Technical Approach and Design:
Step 1: Mechanical Design
Neck and Head Design
The neck and head are the most important aspect so this was done first to design the body around. I took inspiration from other toy like robots and developed the following design.
Defined the relative size of the head and shape to conform the internals around.
Identified the movements / functionality of the eyes.
1. Eyes should move to side to side and up and down in unison.
2. Eyelid should move up and down individually (should be able to wink).
- 2 curved links are attached to the eye lids to individually move them with seperate motors.
- The rear motor uses a rod to rotate the entire unit for moving the eyes up and down.
- A motor rotates and drives a liner shaft side to side to rotate the eyes.
Body Design
Body was designed to have appropriate proportions and a good appearance.
Step 2: Motor Selection
Robot is weighed ~ 9 Kg.
MG90 servos were used for the shoulders as these were in stock and I was told to use them.
The AX-12 Dynamixel Servos were used for the Head and Neck because the lab had these in stock.
Step 3: Electrical and Controls Design
Sensors and Components
Capacitive touch (I2C), ultrasonic (UART), TOF (I2C), accelerometer (I2C) motor driver (PWM), MG90 servos (PWM).
Arduino MCU is selected to control these because they demand precise, real-time I/O that Linux can’t reliably guarantee.
- MG90 servos need rock-steady 50 Hz pulses with microsecond-level stability—Linux task scheduling jitter (especially while the Pi is busy with the webcam/audio or filesystem) makes servos twitchy and motors jerky.
- Ultrasonic ranging relies on timing an echo pulse with microsecond resolution; on a Pi you’ll miss edges or block the CPU with ugly busy-wait code.
- I²C sensors (capacitive touch, ToF, accelerometer) expect deterministic polling/interrupt handling and sometimes clock-stretch; under load the Pi can delay transactions, collide with other drivers, or hang a shared bus
An MCU gives hardware PWM for servos/motor driver, input capture for ultrasonic timing, interrupt-driven UART/I²C with minimal latency, and a watchdog for safety—so sensing and control stay smooth even when the Pi is busy.
Eye cameras, microphone, speakers, touchscreen, dynamixel AX-12.
A raspberry pi is selected to use these components because Linux and has the drivers, bandwidth, and libraries these peripherals need.
Webcam: UVC cameras + OpenCV/GStreamer need USB bandwidth, large buffers, and a filesystem; most Arduinos aren’t USB hosts and don’t have the RAM/CPU to stream video.
Microphone & speakers: ALSA/PipeWire handle audio capture/playback, mixing, resampling, and USB/I²S sound cards
- Touchscreen: The Pi provides a frame buffer/GPU and input stack (DRM/KMS, evdev, Wayland/X).

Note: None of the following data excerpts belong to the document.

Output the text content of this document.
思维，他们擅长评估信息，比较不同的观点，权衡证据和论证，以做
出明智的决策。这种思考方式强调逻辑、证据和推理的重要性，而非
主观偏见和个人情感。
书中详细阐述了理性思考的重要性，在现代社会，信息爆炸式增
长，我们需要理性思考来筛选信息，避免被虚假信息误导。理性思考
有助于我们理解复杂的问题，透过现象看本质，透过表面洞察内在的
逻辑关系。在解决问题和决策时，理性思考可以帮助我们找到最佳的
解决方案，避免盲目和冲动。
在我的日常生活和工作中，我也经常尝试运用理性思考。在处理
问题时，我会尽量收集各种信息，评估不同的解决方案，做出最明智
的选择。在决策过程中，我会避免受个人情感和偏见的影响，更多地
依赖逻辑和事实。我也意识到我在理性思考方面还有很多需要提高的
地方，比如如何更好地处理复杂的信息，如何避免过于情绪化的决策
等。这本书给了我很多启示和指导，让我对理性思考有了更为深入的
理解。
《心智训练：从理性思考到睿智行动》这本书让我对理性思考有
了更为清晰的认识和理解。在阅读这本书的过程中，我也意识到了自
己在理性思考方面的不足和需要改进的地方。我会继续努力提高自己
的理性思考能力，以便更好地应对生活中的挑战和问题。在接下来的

An Arduino can drive only very simple SPI displays at low frame rates and has no real GUI toolkit.
- AX-12 Servos: AX-12s speak half-duplex 5 V TTL serial (Protocol 1.0); the U2D2 handles the electrical/half-duplex details and presents a plain USB serial device to Linux.

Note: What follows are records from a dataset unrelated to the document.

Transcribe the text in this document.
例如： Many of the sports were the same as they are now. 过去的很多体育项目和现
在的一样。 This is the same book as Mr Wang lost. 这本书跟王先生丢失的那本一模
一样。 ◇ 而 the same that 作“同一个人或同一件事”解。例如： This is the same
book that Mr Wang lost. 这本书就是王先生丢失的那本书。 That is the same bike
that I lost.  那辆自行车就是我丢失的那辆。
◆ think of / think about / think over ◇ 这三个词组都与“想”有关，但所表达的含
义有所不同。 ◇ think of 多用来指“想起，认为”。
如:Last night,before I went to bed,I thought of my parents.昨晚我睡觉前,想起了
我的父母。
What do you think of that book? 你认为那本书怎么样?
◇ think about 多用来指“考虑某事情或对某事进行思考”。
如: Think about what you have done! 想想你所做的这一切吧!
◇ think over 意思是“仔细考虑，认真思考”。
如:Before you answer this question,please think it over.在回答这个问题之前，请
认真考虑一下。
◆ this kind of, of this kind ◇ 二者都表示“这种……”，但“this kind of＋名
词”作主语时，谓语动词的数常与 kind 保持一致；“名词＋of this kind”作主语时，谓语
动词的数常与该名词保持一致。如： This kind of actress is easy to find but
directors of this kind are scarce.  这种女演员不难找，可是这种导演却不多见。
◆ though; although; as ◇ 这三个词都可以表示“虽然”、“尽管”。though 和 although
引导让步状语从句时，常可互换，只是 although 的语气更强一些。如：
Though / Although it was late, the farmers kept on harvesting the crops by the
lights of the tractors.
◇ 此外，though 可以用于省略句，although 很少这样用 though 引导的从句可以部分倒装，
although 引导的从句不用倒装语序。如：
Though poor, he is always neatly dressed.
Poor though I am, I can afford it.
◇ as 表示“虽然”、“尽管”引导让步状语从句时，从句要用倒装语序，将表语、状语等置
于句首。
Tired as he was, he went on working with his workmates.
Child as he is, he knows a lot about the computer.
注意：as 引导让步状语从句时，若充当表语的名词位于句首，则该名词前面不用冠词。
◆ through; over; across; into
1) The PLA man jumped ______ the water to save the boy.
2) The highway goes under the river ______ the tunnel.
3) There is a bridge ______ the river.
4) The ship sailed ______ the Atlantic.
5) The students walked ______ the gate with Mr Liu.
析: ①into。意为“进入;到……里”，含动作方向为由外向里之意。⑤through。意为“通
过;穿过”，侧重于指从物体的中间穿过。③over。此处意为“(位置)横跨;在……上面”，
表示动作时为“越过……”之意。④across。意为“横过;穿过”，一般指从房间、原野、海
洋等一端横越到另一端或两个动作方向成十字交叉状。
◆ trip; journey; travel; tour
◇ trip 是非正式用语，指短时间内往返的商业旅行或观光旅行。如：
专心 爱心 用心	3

If you tried to use an Arduino for these, you’d run into missing drivers/USB host support, severe RAM/CPU limits, choppy video/audio, painfully slow UI rendering, and lots of custom firmware just to match what the Pi gives you out of the box
Raspberry Pi <-> Arduino: Connected via USB, and the Arduino is treated as a peripheral.
Big Picture
Pi (Linux, Python/C++) = perception, UI, audio, high-level control, Dynamixel bus master, and the one talking to the Arduino.
Arduino (C/C++) = tight motor control + precise I/O: PWM (motors & MG90s), encoders, ultrasonic timing, I²C sensors (touch, ToF, accel), UART sensors, watchdog.
Battery Selection
- Power budget maximum of 3.63 A (5V)
- 3 A (11V)
Ovonic 50C 11.1V 2200mAh 3S LiPo Battery Pack
5 V rail: 3.63 A × 5 V ≈ 18.2 W (from a buck regulator)

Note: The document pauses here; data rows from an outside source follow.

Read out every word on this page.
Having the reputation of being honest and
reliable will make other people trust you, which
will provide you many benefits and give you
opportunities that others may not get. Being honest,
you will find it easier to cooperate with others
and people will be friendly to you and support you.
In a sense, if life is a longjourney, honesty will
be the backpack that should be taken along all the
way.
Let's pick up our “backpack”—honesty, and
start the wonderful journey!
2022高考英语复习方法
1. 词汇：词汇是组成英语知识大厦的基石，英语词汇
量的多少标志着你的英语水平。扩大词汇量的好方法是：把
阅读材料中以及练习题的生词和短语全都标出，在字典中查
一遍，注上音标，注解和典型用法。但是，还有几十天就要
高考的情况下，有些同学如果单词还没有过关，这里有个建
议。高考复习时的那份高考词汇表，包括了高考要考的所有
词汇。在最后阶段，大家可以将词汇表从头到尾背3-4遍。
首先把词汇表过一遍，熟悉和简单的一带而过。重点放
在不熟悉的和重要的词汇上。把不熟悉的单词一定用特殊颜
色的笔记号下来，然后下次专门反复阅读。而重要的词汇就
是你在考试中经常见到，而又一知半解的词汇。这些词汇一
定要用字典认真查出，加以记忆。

11 V rail: 3 A × 11 V ≈ 33 W (direct or via a high-efficiency regulator)
Total ≈ 51 W. From an 11.1 V (3S) pack that is only ~4.6–5.2 A from the battery
Discharge capability. A 2200 mAh, 50C pack is (theoretically) good for ~110 A continuous; even assuming a much more conservative 10–20C real-world capability (22–44 A), the ~5 A average and higher motor/servo peaks are easily covered.
Battery Life
Idle / sensing (Pi ~0.9 A @ 5 V, tiny 11 V load ~0.2 A): ≈ 7 W total → ~2.8 h
Ex calc: I5V = 0.9A, I11V = 0.2A. Runtime = battery Wh / (average power at battery (W))
Mixed driving (Pi ~1.0–1.2 A @ 5 V, two DC motors averaging ~0.6 A each @ 11 V): ≈ 19–20 W → ~60–65 min
Light cruise (Pi ~1.0 A @ 5 V, motors ~0.8 A each avg): ≈ 23 W → ~50–55 min
Aggressive (Pi ~1.2 A @ 5 V, motors ~1.0 A each avg): ≈ 29 W → ~40–45 min
LiPo batteries are easily damaged when over discharged past 9V.
A low voltage cutoff switch is added as a component to turn off system past 9V.
Buck Converter
Manager wanted a pre made unit as these are tested and confirmed to work.
LED Battery Monitor
Block Diagram
Schematic Design
PCB Layout
PCB Mechanical Stackup
Step 4: Electrical Prototype Assembly and Initial Firmware
- Developed firmware for all sensors and actuators to confirm that the electrical system is functioning properly.
Finished Product / Results
MIRRLY is publicly announced by the University of Waterloo.
- Full system pass‑off — all sensor nodes and 8 actuators passed bench tests for I²C/UART traffic, PWM response, and fault‑free operation over 24 h burn‑in.
- Battery monitor accuracy ±0.05 V — voltage‑divider readings matched a calibrated DMM across 0–11.1 V.
- Reliable edge avoidance — time‑of‑flight board stack detected 100 % of drop‑offs ≥30 mm in 50 tabletop trials.
- Peer‑review validation — hardware methods and data accepted at ACM HAI 2024 (36% acceptance rate).
- Educational impact — the finished robot served as the core apparatus for a master’s thesis and helped the student successfully defend and earn their degree in 2025.